Et il partit en courant. Pendant ce temps, Bouland prit sa lancette, me la posa sur une veine du cou, la frappa d’un petit coup de marteau, et le sang jaillit aussitôt. À mesure que le sang coulait, je me sentais soulagé; ma tête n’était plus si lourde; je n’étouffais plus; je fus bientôt en état de me relever. Bouland arrêta le sang, me donna de l’eau de son, et une heure après me lâcha dans un pré. J’allais mieux, mais je n’étais pas guéri; je fus près de huit jours à me remettre. Pendant ce temps, Jacques et Jeanne me soignèrent avec une bonté que je n’oublierai jamais: ils venaient me voir plusieurs fois par jour; ils me cueillaient de l’herbe afin de m’éviter la peine de me baisser pour la brouter; ils m’apportaient des feuilles de salade du potager, des choux, des carottes, ils me faisaient rentrer eux-mêmes tous les soirs dans mon écurie, et je trouvais ma mangeoire pleine des choses que j’aimais le mieux, des épluchures de pommes de terre avec du sel. Un jour, ce bon petit Jacques voulut me donner son oreiller, parce que, disait-il, j’avais la tête trop basse quand je dormais.

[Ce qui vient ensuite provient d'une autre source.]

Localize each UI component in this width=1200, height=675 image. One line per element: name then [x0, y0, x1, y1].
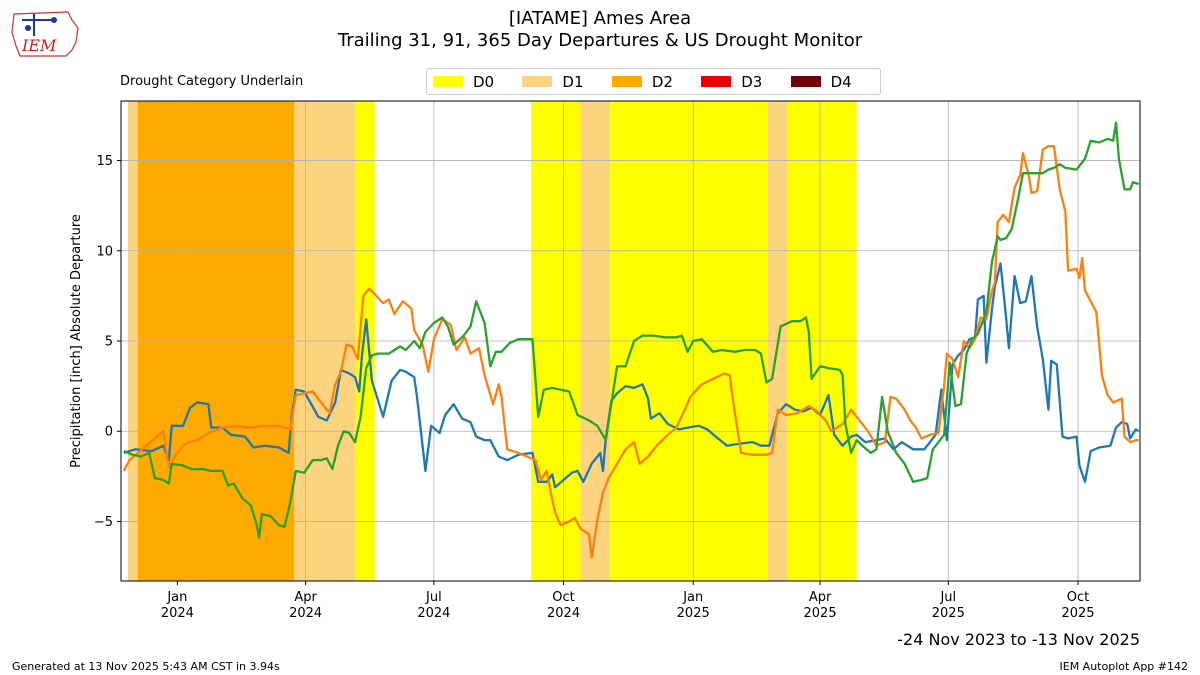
chart-title: [IATAME] Ames Area Trailing 31, 91, 365 … — [0, 8, 1200, 52]
legend-label-d1: D1 — [562, 72, 584, 91]
x-tick-year: 2025 — [677, 606, 710, 621]
y-tick-label: 10 — [96, 244, 113, 259]
legend-label-d3: D3 — [741, 72, 763, 91]
x-tick-year: 2025 — [804, 606, 837, 621]
series-line-365-day — [123, 121, 1139, 539]
legend-item-d3: D3 — [701, 73, 790, 91]
x-tick-month: Oct — [1067, 590, 1089, 605]
legend-swatch-d0 — [433, 76, 463, 87]
y-tick-label: 0 — [105, 425, 113, 440]
x-tick-year: 2024 — [161, 606, 194, 621]
y-tick-label: 5 — [105, 335, 113, 350]
x-tick-month: Jul — [425, 590, 442, 605]
legend-label-d4: D4 — [830, 72, 852, 91]
date-range: -24 Nov 2023 to -13 Nov 2025 — [897, 630, 1140, 649]
x-tick-month: Jul — [939, 590, 956, 605]
iem-logo: IEM — [11, 11, 79, 57]
legend-swatch-d2 — [611, 76, 642, 87]
legend-label-d0: D0 — [473, 72, 495, 91]
series-line-91-day — [122, 144, 1139, 559]
generated-timestamp: Generated at 13 Nov 2025 5:43 AM CST in … — [12, 660, 280, 673]
x-tick-year: 2024 — [417, 606, 450, 621]
app-id: IEM Autoplot App #142 — [1059, 660, 1189, 673]
legend-item-d2: D2 — [611, 72, 701, 91]
logo-text: IEM — [21, 36, 57, 55]
x-tick-year: 2024 — [289, 606, 322, 621]
x-tick-month: Jan — [682, 590, 703, 605]
y-axis: −5 0 5 10 15 — [94, 154, 121, 530]
y-tick-label: −5 — [94, 515, 113, 530]
x-tick-month: Jan — [166, 590, 187, 605]
x-tick-month: Apr — [294, 590, 317, 605]
x-tick-month: Oct — [552, 590, 574, 605]
x-tick-month: Apr — [809, 590, 832, 605]
drought-category-note: Drought Category Underlain — [120, 74, 304, 89]
legend-item-d4: D4 — [790, 72, 880, 91]
series-lines — [122, 121, 1140, 559]
legend: D0 D1 D2 D3 D4 — [426, 68, 881, 95]
legend-item-d0: D0 — [433, 73, 522, 91]
y-tick-label: 15 — [96, 154, 113, 169]
legend-label-d2: D2 — [651, 72, 673, 91]
x-axis: Jan2024Apr2024Jul2024Oct2024Jan2025Apr20… — [161, 581, 1095, 621]
x-tick-year: 2024 — [547, 606, 580, 621]
legend-item-d1: D1 — [522, 73, 611, 91]
legend-swatch-d4 — [790, 76, 821, 87]
legend-swatch-d1 — [522, 76, 553, 87]
legend-swatch-d3 — [701, 76, 732, 87]
x-tick-year: 2025 — [932, 606, 965, 621]
y-axis-label: Precipitation [inch] Absolute Departure — [69, 214, 84, 468]
drought-bands — [128, 101, 857, 581]
title-line-2: Trailing 31, 91, 365 Day Departures & US… — [337, 30, 863, 51]
x-tick-year: 2025 — [1061, 606, 1094, 621]
title-line-1: [IATAME] Ames Area — [508, 8, 692, 29]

Une autre fois, Jeanne voulut me couvrir avec le couvre-pied de son lit pour me tenir chaud la nuit. Un autre jour, ils me mirent des morceaux de laine autour des jambes, de crainte que je n’eusse froid. J’étais désolé de ne pouvoir leur témoigner ma reconnaissance, mais j’avais le malheur de tout comprendre et de ne pouvoir rien dire. Je me rétablis à la fin, et je sus qu’on projetait une partie d’ânes dans la forêt avec les cousins et cousines.